Dans le monde entier, le Coronavirus montre les côtés les plus négatifs de nos voisins, prêts à dénoncer ceux qui ne restent pas confinés.
Les règles sont les règles. Et pour certaines personnes, ne pas les respecter les poussent à dénoncer ceux qui s’y opposent. Alors, la France est-elle un pays de balance ? Réponse avec Thomas Zribi dans La Grasse Matinale d’Armel Hemme.
L’information a été communiquée il y a quelques jours par L’Ami du 20ème : Journal du 20e arrondissement de Paris. « La préfecture de police nous informe recevoir de nombreux appels concernant le non-respect des mesures de confinement. Il est demandé de ne pas appeler le 17, cela sature le système des appels d’urgence ». Pour résumer : de nombreuses personnes téléphonent à la police pour dénoncer les voisins qui sortent, qui se parlent de trop près, ou pire, qui laissent leurs enfants jouer dehors.
Allô la Police ? Mes voisins font un barbecue dehors. Ils sont trois.
Et ce n’est pas une spécificité parisienne. À Nantes, il se passe la même chose. Le journal Ouest-France raconte le ras-le-bol des policiers qui reçoivent plein de coups de fil de dénonciation. C’est la même chose à Lille, où le standard croule sous les appels de bons citoyens qui dénoncent les mauvais. Et c’est encore la même chose dans des petites villes comme Fougères, en Bretagne, où les policiers racontent qu’on les appelle par exemple, car des voisins sont à trois dans un jardin à faire un barbecue.
Tout cela sans qu’aucun appel à la dénonciation n’ait été lancé par les autorités, au contraire. Et ne parlons même pas des litres de délation que l’on trouve sur les réseaux sociaux.
Peut-être que cette vieille habitude française est utile après tout : nous sommes, semble-t-il, indisciplinés, ce qui fait ricaner les Allemands qui eux respectent les règles sans même qu’on les oblige à rester chez eux.
Mais autant d’enthousiasme pour dénoncer les voisins, ce n’est pas génial non plus et ça rappelle des mauvais souvenirs. Et là au moins les Allemands se taisent. Il n’y a pas de quoi faire les malins.
Alors posons la question qui fâche : la France est-elle intrinsèquement un pays de poukave comme on dit chez les anciens jeunes ? Ou de balance comme on dit chez les vieux ? La réponse est non, et on ne sait pas si c’est rassurant ou encore plus angoissant.
Certaines régions ont mis en place un mécanisme de délation.
Au Canada, la police s’habitue également à recevoir de nombreuses dénonciations de gens qui se rassemblent malgré les consignes.
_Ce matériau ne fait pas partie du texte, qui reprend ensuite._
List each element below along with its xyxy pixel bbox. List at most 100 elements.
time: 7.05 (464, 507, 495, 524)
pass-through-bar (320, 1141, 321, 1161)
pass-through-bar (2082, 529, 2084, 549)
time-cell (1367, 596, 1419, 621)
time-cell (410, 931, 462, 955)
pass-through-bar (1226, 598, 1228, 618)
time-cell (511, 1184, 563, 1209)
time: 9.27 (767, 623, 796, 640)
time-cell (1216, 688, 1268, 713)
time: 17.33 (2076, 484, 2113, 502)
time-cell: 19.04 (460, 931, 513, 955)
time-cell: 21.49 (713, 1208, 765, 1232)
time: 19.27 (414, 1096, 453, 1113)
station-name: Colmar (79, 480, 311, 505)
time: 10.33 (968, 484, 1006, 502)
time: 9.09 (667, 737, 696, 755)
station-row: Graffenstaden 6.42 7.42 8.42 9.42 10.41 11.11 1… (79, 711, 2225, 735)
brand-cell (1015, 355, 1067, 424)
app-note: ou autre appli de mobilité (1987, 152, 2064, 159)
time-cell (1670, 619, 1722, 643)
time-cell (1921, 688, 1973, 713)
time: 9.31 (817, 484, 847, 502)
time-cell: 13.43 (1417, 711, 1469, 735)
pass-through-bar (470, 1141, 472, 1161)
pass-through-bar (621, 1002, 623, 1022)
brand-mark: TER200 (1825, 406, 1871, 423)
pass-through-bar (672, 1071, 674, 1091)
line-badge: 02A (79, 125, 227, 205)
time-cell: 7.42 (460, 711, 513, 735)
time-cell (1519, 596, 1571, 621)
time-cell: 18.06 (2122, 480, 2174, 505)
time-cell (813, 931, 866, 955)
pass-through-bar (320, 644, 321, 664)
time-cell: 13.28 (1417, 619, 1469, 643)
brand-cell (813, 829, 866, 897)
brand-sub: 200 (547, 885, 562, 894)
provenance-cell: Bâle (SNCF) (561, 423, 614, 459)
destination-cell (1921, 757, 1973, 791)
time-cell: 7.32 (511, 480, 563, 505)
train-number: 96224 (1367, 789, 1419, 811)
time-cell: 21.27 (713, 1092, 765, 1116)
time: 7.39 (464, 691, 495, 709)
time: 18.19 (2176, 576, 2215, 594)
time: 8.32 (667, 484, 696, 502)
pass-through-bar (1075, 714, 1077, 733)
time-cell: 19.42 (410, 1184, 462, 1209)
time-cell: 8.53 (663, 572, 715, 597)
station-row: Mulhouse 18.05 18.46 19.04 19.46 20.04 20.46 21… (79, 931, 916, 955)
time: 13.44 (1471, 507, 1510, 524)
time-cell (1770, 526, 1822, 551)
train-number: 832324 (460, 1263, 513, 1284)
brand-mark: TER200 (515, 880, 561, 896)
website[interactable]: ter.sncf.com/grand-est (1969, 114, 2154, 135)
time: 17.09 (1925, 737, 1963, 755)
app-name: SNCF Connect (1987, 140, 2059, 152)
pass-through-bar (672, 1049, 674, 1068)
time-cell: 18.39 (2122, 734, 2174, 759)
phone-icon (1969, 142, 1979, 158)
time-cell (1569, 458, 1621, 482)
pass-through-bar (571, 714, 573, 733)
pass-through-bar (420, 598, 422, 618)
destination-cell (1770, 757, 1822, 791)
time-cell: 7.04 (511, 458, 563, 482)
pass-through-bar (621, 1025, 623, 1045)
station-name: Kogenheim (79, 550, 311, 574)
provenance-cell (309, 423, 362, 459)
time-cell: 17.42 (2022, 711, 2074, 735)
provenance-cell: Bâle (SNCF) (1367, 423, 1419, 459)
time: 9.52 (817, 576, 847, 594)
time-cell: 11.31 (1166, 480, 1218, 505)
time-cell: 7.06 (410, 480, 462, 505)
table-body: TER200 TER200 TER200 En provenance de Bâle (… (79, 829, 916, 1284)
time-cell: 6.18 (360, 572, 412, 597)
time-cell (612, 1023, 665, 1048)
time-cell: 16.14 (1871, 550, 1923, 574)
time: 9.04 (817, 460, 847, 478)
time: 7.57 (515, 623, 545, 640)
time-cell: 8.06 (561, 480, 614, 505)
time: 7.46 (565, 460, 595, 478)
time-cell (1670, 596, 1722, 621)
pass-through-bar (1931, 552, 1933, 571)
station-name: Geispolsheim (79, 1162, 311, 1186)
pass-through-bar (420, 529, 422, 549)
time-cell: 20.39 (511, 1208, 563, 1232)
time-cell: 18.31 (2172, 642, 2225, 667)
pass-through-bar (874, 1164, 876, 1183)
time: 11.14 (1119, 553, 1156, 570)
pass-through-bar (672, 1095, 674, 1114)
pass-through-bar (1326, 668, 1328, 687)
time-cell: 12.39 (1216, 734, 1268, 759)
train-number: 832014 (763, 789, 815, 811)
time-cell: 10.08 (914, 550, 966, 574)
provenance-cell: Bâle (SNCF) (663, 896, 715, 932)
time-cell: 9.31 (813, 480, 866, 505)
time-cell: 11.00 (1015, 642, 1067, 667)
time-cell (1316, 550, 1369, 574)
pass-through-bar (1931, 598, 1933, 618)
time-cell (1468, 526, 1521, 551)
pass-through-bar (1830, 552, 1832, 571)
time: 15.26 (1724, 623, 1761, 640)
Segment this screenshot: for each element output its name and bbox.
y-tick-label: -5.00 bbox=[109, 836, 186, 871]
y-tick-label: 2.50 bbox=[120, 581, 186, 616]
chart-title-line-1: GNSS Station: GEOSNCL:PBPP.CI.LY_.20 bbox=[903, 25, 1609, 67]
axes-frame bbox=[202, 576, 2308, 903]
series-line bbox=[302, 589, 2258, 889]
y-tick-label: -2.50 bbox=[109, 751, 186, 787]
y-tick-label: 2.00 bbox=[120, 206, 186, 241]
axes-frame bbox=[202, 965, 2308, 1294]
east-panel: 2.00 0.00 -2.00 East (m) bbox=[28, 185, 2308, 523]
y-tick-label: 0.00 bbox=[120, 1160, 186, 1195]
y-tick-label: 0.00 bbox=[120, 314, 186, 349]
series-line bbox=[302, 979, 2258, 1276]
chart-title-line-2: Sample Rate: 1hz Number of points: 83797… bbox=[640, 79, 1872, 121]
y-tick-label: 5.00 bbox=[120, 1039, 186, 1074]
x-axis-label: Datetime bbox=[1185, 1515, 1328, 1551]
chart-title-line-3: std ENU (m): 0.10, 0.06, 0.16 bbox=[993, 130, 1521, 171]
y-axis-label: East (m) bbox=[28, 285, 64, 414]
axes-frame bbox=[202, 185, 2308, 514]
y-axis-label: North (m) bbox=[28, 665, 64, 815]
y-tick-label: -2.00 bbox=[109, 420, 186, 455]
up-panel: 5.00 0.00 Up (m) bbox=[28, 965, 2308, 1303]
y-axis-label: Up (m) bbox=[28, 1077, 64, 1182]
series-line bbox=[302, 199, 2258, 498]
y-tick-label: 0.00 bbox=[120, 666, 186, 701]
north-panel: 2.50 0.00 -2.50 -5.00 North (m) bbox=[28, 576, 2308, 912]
Hier, le gouvernement colombien a lui annoncé ouvrir une page sur Internet où l’on pourra dénoncer, anonymement ou non, les étrangers qui auraient pénétré leur territoire. Mais c’est surtout en Chine que ce système a été poussé au maximum. Au plus fort de l’épidémie, certaines régions ont mis en place un mécanisme de délation organisé et rémunéré par les autorités.
En Chine, une prime à 250 euros
Dans la province de Hebei près de Pékin, le journaliste Sébastien Le Belzic a expliqué qu’une prime de 250 euros était offerte à ceux qui dénonçaient les visiteurs venus du Wuhan, foyer de l’épidémie. Par la suite, les méchants contaminés étaient cloitrés chez eux, et leurs gentils voisins se chargeaient de clouer des planches sur la porte pour les empêcher de sortir.
C’est ça l’intérêt de lire les journaux, c’est souvent pire ailleurs.